Women who develop breast cancer at a young age often have a family history of breast cancer. However, the BRCA mutations are detected only in 6–17% of women diagnosed with breast cancer before the age of 36 years (Peto et al, 1999; Bayraktar et al, 2014). Our study findings may help contribute to basic scientists’ understanding of the pathophysiology of early-onset breast cancer, particularly among noncarriers of the BRCA mutations. It is also known that the NF1 and BRCA1 genes are located in close proximity to each other on the long arm of the chromosome 17; and it is therefore possible that, if mutations occur, they might affect both loci (Ceccaroni et al, 2002). NF1-associated gene mutations have themselves been suggested to have a role in the development of breast cancer (Ogata et al, 2001; Ceccaroni et al, 2002; Güran and Safali, 2005). These findings suggest that it might be reasonable to consider NF1 alongside other hereditary breast cancer syndromes. Thus, the NICE guidelines on early-onset breast cancer might need to be extended to include women with NF1. However, further evaluation would be needed to determine whether genetic counselling and screening programmes would actually benefit these women.

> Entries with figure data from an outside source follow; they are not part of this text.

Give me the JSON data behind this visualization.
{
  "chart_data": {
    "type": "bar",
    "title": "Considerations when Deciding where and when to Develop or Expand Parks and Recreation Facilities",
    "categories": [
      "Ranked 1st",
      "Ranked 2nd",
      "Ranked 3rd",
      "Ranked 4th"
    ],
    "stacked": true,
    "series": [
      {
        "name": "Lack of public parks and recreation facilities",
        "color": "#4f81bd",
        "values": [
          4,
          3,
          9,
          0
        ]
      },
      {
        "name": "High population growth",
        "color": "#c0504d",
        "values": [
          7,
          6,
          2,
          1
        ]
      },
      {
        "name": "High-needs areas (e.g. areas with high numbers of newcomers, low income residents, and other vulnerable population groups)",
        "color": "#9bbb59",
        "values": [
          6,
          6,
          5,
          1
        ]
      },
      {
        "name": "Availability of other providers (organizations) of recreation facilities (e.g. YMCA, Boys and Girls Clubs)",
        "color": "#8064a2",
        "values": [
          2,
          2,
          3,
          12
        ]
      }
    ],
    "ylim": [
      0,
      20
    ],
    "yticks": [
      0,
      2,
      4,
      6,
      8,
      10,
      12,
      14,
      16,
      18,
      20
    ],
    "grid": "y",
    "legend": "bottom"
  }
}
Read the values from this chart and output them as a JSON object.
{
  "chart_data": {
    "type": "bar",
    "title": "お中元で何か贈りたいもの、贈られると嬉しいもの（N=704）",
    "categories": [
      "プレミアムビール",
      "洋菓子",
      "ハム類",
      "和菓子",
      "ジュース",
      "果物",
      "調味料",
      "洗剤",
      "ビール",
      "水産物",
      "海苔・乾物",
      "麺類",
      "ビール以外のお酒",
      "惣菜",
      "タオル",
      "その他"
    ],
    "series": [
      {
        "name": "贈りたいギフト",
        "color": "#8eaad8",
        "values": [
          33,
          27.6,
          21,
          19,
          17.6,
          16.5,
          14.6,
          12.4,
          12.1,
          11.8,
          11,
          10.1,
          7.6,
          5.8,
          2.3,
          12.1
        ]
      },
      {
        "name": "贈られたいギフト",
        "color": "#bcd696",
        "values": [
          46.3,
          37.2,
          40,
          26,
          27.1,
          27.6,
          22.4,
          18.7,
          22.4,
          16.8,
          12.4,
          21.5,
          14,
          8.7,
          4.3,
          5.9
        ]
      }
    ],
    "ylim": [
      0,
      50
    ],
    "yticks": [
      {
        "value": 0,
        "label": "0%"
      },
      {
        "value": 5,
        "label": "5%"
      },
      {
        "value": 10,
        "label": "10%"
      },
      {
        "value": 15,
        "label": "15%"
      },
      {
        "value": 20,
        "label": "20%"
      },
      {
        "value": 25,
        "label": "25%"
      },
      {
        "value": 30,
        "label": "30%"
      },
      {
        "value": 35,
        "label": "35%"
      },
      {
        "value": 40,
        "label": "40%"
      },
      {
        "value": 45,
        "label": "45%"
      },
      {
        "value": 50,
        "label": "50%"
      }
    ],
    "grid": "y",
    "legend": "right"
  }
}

There is a published case report of breast cancer in a young male patient with NF1 (Wilson et al, 2004). Our data are insufficient to draw conclusions about the relationship between NF1 and breast cancer in men, since we found only one such case.

A strength of our study is that it was undertaken in a large defined population: given the rarity of the events described, especially when divided by age, this is important. We were not able to account for other risk factors associated with breast cancer, such as parity and other reproductive factors, use of hormone replacement therapy and other medication, or smoking. Another limitation is that our estimate of absolute risk of breast cancer is, as described above, a rather broad approximation.

To conclude, the findings of an excess risk of breast cancer in young women with NF1 might have implications for early breast cancer screening programmes. If surveillance of breast cancer in women with NF1 is considered, there may be a case for screening from 30 years of age. However, the benefits of a screening programme need to be carefully weighed against the risk of exposing young women with NF1, which is a tumour-suppressor syndrome, to radiation. Further study is needed to investigate whether young women with NF1 should be managed similarly to those with familial breast cancer. Acknowledging the limitations of epidemiological studies, a next step might be to design a clinical study of the prevalence of NF1-associated mutations among women diagnosed with breast cancer, or to investigate NF1 prevalence from one of the ongoing clinical trials of familial breast cancer. Finally, it is important to have more information about the prognosis of breast cancer in young women with NF1.